And so the days proceed apace up north on Lake Michigan. The grandkids help me with my solitaire game, join me for morning oatmeal, sit on the couch with me while I read The Island of the Blue Dolphins to them. We frolic in the lake, build sand castles, play paddleball and frisbee, walk on the beach and occasionally up the steep sand dune called The Sugar Bowl. And often, in the late afternoon, a new joy— all of us nestled in with our own books. We are a family of readers and we are so happy to welcome the next generation to the club.
This morning Malik was talking to his Mom about his friends and included my wife and I. Given the amount that we play together, hike together, read together, watch movies together, there is some truth in that. Such a contrast to the parents and grandparents of my childhood. The idea of an adult being a friend with a kid just didn’t really exist. We lived in worlds apart and mostly happily so. We had no desire to hang out with adults, who sat and talked about boring things, did weird things like sit and pay bills, drank disgusting beverages and might occasionally play catch with us, but never climb trees or jump in puddles or twirl until they fell down. And they certainly had no desire to watch cartoons with us or listen to our fart jokes. Or talk to us about our ideas or hopes or dreams. The going maxim at the family gathering dinner table was “Children should be seen and not heard.”

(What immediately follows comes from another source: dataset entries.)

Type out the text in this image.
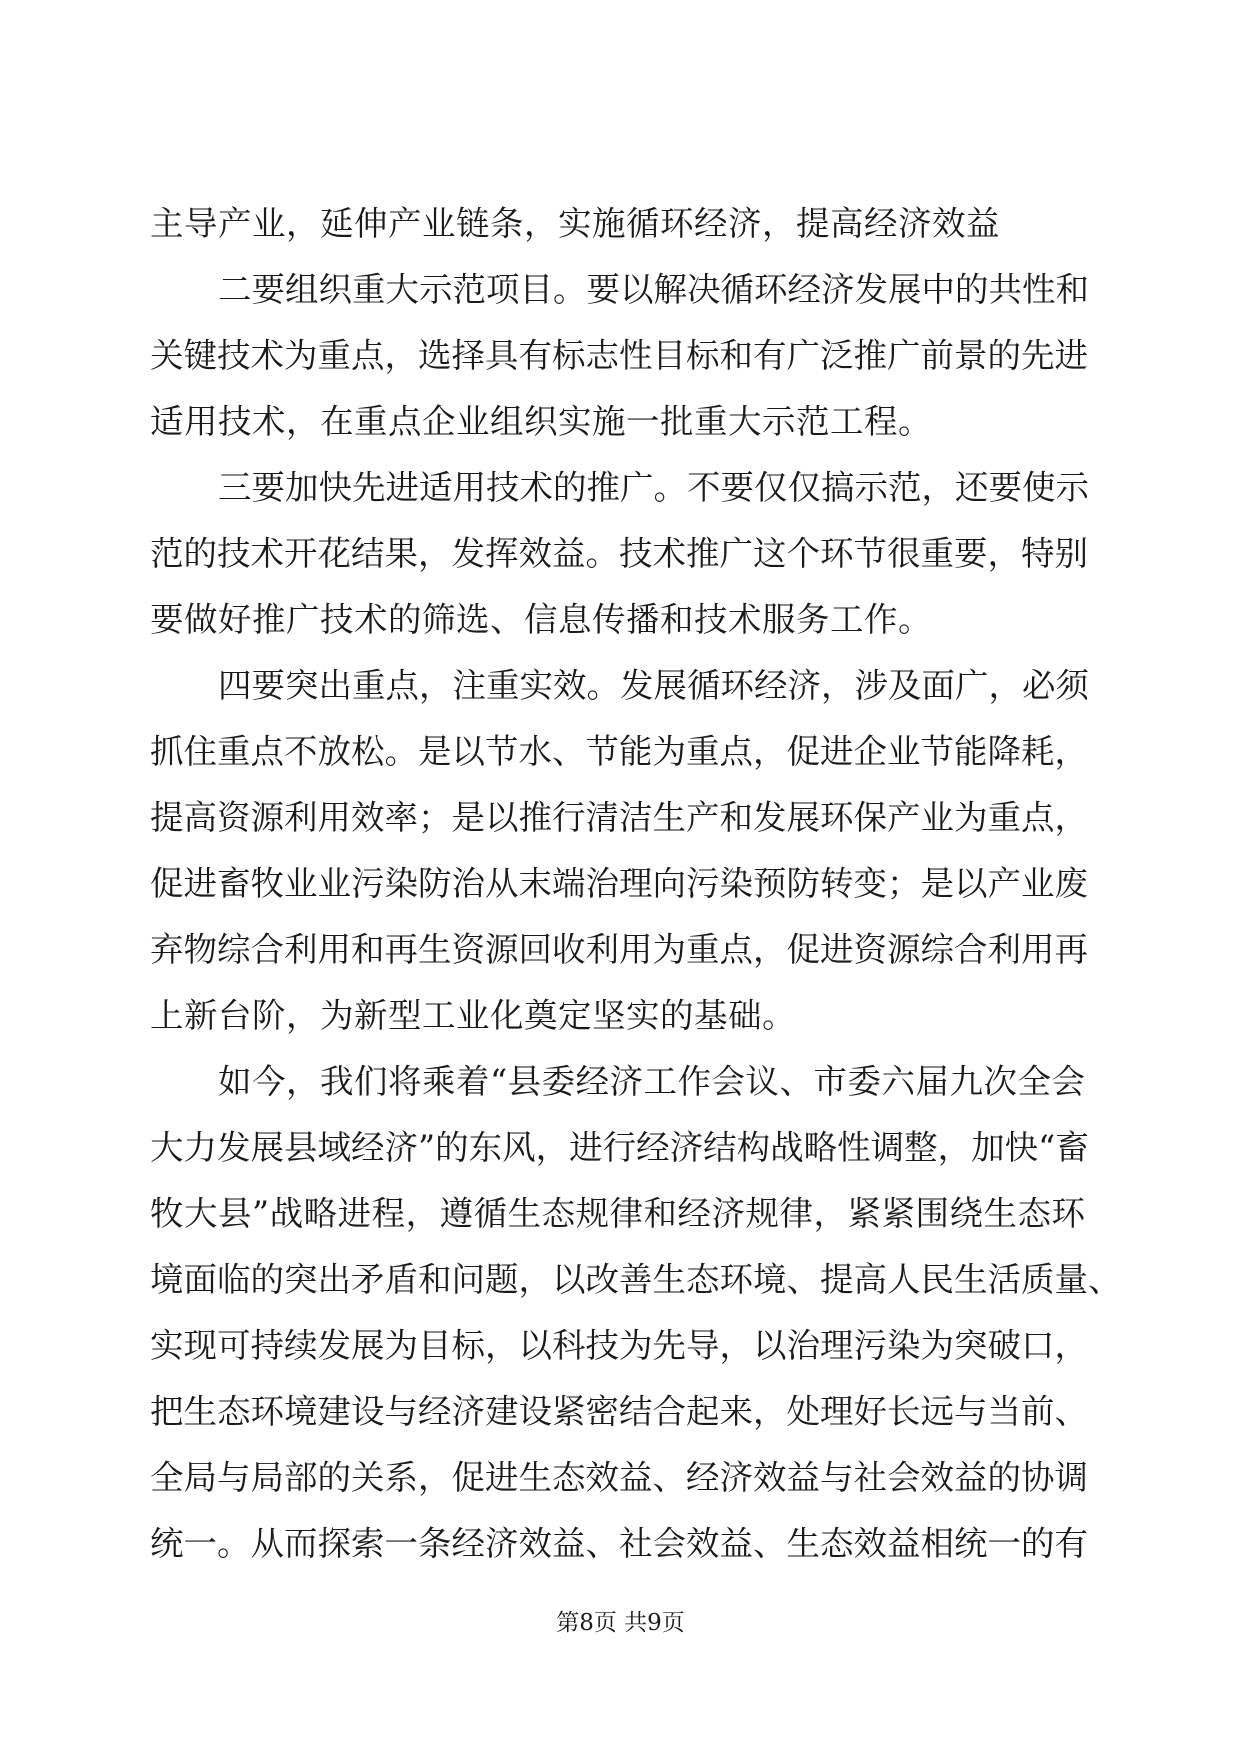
主导产业，延伸产业链条，实施循环经济，提高经济效益
二要组织重大示范项目。要以解决循环经济发展中的共性和
关键技术为重点，选择具有标志性目标和有广泛推广前景的先进
适用技术，在重点企业组织实施一批重大示范工程。
三要加快先进适用技术的推广。不要仅仅搞示范，还要使示
范的技术开花结果，发挥效益。技术推广这个环节很重要，特别
要做好推广技术的筛选、信息传播和技术服务工作。
四要突出重点，注重实效。发展循环经济，涉及面广，必须
抓住重点不放松。是以节水、节能为重点，促进企业节能降耗，
提高资源利用效率；是以推行清洁生产和发展环保产业为重点，
促进畜牧业业污染防治从末端治理向污染预防转变；是以产业废
弃物综合利用和再生资源回收利用为重点，促进资源综合利用再
上新台阶，为新型工业化奠定坚实的基础。
如今，我们将乘着“县委经济工作会议、市委六届九次全会
大力发展县域经济”的东风，进行经济结构战略性调整，加快“畜
牧大县”战略进程，遵循生态规律和经济规律，紧紧围绕生态环
境面临的突出矛盾和问题，以改善生态环境、提高人民生活质量、
实现可持续发展为目标，以科技为先导，以治理污染为突破口，
把生态环境建设与经济建设紧密结合起来，处理好长远与当前、
全局与局部的关系，促进生态效益、经济效益与社会效益的协调
统一。从而探索一条经济效益、社会效益、生态效益相统一的有
第8页 共9页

So I was intrigued by an essay by John Steinbeck (from America and Americans) called Conversations at Sag Harbor. Written in 1961, it talks of a trip he took with his two sons and begins:
“I do not subscribe to Togetherness, which seems to foster active dislike between American parents and their children. A father being a pal to his son not only is nonsense but can be dangerous. Father and son are natural enemies and each is happier and more secure in keeping it that way.
Last year we decided to go to Sag Harbor. Ours is no attempt to be pals but rather for each side to spy out and neutralize the changing weapons of the other. In the car trip there, we passed a few guarded remarks—weather, how we felt, how good it was to be together—not really fighting, just feinting and getting the range…”

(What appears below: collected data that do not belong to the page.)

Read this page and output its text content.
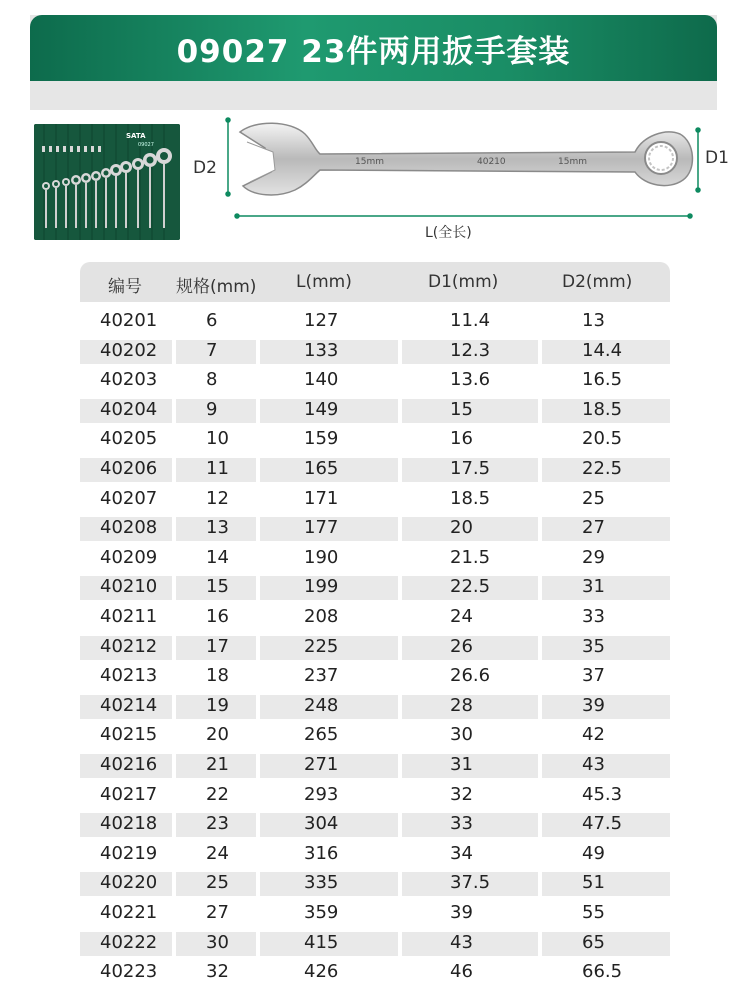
09027 23件两用扳手套装
SATA
09027
15mm	40210	15mm
D2	D1
L(全长)
编号 规格(mm) L(mm)	D1(mm)	D2(mm)
40201	6	127	11.4	13
40202	7	133	12.3	14.4
40203	8	140	13.6	16.5
40204	9	149	15	18.5
40205	10	159	16	20.5
40206	11	165	17.5	22.5
40207	12	171	18.5	25
40208	13	177	20	27
40209	14	190	21.5	29
40210	15	199	22.5	31
40211	16	208	24	33
40212	17	225	26	35
40213	18	237	26.6	37
40214	19	248	28	39
40215	20	265	30	42
40216	21	271	31	43
40217	22	293	32	45.3
40218	23	304	33	47.5
40219	24	316	34	49
40220	25	335	37.5	51
40221	27	359	39	55
40222	30	415	43	65
40223	32	426	46	66.5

You get the idea. But as one reads, you see they had a marvelous time together, filled with deep conversation and memorable activities.
Malik is now at the beach doing yoga with his aunt, Zadie just woke up and scared me from behind as I write (as she does each morning), last night we built a fire on the beach, toasted marshmallows for s’mores, sang songs and looked for the Big Dipper in the night sky. Tonight some guests will come and we’ll all play Charades after dinner, kids and adults alike. I was happy to be a parent of young children in the 80’s, a grandparent of young children in the teens and a teacher of young children my whole life. I’m willing to be stern and strict as needed, understand and respect the clear boundaries between the kid’s mind, heart and body and the adult’s, but my lifelong pleasure in playing with children has kept the child in me alive, that young boy who I admire, respect, enjoy and am glad to have by my side.
Had he lived in a different time, I think Steinbeck would understand.